I’m not sure why the big stuff is a pressure release, but I’m sure someone more intelligent than me has already done a study on stuff like this. I try to hold myself to a standard. When you’re the boss, the buck stops with you. I always say that when D&R is all over, I don’t wanna look back and say “I could have tried harder”. That mentality goes into everything we do. I poured everything into that episode. We crammed this new system, bartered with sponsors, hyped up the debut on social media and worked 12 to 16 hours a day at times. And then we missed it. Every time something goes wrong we try to talk ourselves up. If we lose some support online, we point to the next thing on the horizon that might win them back. If we don’t bring in the numbers for something that we were hoping for, we learn new things about marketing and keep trying. If we lose a sponsor because I didn’t sell enough electric testicle shavers, I practice being a better salesperson. To be very honest with you all, we’d been doing this kind of thing a lot recently. And each time that something bad would happen, we’d point to that debut. I hope you can maybe see why it meant so much. You also might just think I’m crazy.
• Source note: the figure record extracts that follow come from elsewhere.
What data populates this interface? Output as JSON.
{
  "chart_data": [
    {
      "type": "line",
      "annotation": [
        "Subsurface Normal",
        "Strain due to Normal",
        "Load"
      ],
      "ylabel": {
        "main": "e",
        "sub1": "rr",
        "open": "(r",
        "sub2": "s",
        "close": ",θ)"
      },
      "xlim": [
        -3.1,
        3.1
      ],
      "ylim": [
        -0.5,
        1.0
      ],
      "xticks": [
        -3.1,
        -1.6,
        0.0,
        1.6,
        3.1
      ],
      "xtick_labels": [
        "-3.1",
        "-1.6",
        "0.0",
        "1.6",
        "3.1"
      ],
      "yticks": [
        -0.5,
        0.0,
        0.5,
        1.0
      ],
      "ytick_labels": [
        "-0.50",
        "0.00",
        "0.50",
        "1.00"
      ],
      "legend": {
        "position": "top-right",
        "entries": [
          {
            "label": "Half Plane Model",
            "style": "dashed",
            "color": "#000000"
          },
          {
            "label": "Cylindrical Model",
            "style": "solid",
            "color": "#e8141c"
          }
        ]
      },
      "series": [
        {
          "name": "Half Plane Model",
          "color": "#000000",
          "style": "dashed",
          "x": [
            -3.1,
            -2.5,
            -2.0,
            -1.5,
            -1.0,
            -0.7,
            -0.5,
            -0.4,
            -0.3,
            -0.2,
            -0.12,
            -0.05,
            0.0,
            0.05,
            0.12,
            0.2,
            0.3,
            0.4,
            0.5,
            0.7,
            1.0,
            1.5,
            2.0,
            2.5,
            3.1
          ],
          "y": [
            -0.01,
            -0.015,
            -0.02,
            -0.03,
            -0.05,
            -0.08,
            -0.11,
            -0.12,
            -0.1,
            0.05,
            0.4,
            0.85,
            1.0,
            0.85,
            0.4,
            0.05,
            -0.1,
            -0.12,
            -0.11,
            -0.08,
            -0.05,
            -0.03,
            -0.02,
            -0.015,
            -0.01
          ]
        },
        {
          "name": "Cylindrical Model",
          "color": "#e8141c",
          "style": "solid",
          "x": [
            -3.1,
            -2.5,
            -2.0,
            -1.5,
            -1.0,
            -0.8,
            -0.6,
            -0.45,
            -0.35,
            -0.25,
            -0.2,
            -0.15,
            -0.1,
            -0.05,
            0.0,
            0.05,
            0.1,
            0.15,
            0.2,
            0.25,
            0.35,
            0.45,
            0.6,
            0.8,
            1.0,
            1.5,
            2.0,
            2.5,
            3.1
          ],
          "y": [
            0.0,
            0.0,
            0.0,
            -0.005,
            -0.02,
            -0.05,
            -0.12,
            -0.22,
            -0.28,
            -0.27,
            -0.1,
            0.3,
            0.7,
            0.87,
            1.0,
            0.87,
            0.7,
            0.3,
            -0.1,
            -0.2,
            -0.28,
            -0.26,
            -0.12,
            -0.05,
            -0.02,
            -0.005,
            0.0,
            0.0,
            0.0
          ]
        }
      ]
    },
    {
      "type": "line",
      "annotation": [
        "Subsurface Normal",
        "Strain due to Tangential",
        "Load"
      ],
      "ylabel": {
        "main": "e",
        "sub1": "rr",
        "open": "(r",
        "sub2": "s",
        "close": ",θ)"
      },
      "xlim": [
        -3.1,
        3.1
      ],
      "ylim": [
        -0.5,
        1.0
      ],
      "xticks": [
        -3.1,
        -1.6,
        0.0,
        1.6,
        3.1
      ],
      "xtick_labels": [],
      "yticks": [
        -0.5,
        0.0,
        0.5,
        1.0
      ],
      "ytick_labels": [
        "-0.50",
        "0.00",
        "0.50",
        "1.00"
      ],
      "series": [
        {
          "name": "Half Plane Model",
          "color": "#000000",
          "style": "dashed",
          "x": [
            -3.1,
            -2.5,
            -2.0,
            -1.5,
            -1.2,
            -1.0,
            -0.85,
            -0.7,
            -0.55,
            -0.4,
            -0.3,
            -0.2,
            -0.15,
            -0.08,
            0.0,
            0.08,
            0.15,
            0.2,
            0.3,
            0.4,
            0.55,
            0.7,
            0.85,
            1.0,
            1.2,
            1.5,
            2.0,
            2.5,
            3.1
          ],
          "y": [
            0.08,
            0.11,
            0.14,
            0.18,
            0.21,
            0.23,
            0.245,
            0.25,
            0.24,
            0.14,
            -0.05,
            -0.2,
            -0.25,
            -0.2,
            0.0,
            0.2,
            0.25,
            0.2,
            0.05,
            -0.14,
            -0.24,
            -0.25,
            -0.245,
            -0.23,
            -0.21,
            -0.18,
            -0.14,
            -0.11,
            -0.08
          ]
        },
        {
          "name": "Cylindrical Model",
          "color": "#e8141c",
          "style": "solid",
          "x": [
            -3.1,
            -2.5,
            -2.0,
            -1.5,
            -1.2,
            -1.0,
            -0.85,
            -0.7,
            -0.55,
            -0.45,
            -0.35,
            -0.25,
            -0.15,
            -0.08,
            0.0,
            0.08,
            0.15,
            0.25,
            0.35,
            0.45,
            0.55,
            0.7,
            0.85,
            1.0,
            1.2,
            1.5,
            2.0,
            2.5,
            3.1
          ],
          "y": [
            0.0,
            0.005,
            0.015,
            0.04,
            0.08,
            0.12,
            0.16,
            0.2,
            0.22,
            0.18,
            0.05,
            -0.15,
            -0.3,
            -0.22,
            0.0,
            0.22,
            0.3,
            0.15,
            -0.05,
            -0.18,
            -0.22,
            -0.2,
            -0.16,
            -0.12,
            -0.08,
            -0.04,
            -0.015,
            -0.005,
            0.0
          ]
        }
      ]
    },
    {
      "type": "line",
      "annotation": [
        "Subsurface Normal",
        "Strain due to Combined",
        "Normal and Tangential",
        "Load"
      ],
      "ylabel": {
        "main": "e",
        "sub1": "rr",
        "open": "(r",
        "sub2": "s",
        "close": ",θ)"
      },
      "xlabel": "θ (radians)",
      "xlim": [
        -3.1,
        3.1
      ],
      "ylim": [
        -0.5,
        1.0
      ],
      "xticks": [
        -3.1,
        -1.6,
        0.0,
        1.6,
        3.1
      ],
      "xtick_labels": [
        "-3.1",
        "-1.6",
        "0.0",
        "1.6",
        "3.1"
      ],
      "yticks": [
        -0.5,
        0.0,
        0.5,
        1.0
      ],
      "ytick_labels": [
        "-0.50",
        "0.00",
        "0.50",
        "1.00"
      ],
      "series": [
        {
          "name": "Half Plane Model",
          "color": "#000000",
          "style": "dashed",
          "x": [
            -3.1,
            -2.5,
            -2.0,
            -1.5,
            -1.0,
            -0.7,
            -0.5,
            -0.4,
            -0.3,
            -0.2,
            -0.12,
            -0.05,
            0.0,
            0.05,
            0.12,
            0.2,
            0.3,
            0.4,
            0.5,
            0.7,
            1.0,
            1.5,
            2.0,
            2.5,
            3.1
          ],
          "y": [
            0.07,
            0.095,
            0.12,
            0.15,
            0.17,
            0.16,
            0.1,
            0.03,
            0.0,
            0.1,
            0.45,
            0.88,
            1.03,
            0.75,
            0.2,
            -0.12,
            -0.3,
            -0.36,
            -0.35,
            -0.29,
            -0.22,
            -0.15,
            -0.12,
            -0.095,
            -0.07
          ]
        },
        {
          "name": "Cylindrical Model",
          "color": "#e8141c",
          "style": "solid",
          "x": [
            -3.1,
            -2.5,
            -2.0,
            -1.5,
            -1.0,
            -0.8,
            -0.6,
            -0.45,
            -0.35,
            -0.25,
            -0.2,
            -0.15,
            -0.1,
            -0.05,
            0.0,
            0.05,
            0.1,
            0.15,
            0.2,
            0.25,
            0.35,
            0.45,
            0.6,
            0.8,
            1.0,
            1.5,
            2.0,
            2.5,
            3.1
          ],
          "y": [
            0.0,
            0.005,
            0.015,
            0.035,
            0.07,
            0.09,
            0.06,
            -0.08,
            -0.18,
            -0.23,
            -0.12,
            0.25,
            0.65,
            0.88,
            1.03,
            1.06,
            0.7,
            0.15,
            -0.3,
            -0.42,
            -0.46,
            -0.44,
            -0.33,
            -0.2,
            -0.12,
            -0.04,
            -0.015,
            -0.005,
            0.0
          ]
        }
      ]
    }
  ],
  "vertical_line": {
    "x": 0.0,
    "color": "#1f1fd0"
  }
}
So, we unplugged yesterday after the announcement. We watched a movie and had a few drinks. We wanted to reset. I’ve come to the conclusion that I need to treat myself a little better. I want to be in my best form for every session, every recording, and every stream. I can’t do that if I keep living the way I’ve been living. I’ve back-burnered a lot of my own needs because it wasn’t in line with the show. I’ve always been an overweight guy. I don’t have a great metabolism and I like to eat the wrong stuff because it’s fast and I can get back to work. It’s a super basic formula for being heavy. The thing is, when I was about 33 or so, something clicked. I started eating slightly better and walked a ton. I had a pretty active job at the time and it all just worked out. I started losing weight. Like….a lot of weight. I started out at around 340lbs or so (I’m 6’3” for the record) and ended up losing about 120lbs.


It’s important to note that I didn’t have a plan or a goal. It wasn’t a diet or something super conscious that I was doing. Like I said, it all just sort of clicked. I felt fantastic and it pretty much improved a ton of aspects of my life. I thought my mood had improved, I could buy clothes off the rack in a store if I liked what I saw, and my bad knee didn’t bother me nearly as much as it used to. Shortly after this, I changed jobs and moved to California. I lived a pretty spartan lifestyle at first and rarely had healthy food in the house. However, I distinctly remember buying ice cream one day for the first time in well over a year. I told myself that I would pick at it here and there and just have some in moderation. Here’s the thing about moderation:


I’m bad at it.


You combine that with a job that involves me sitting at a desk for 12 to 14 hours a day and you get regression. I’ve slowly put a lot of weight back on and I hate it. I feel sluggish and heavy. I’m hot all the time and I just want to be better. The problem is, I feel like I accidentally discovered some secret formula and can’t replicate it. My life is just way different than it used to be and I need to try something different. The point of all this is that I need to find a new standard. Treating myself a little more like a person and a little less like a brain in a jar that happens to run a tabletop RPG show. I’ll be giving this all a lot of thought and probably trying some new things. I’ve been bouncing around the idea of an RPG diet of sorts.


In closing, I wanted to thank everyone out there who took the time to write something nice after the announcement. I have a hard time swallowing stuff like that and dealing with feelings. It’s just a thing about how I was raised. I do appreciate it though. I’m far luckier than I feel as though I deserve at times.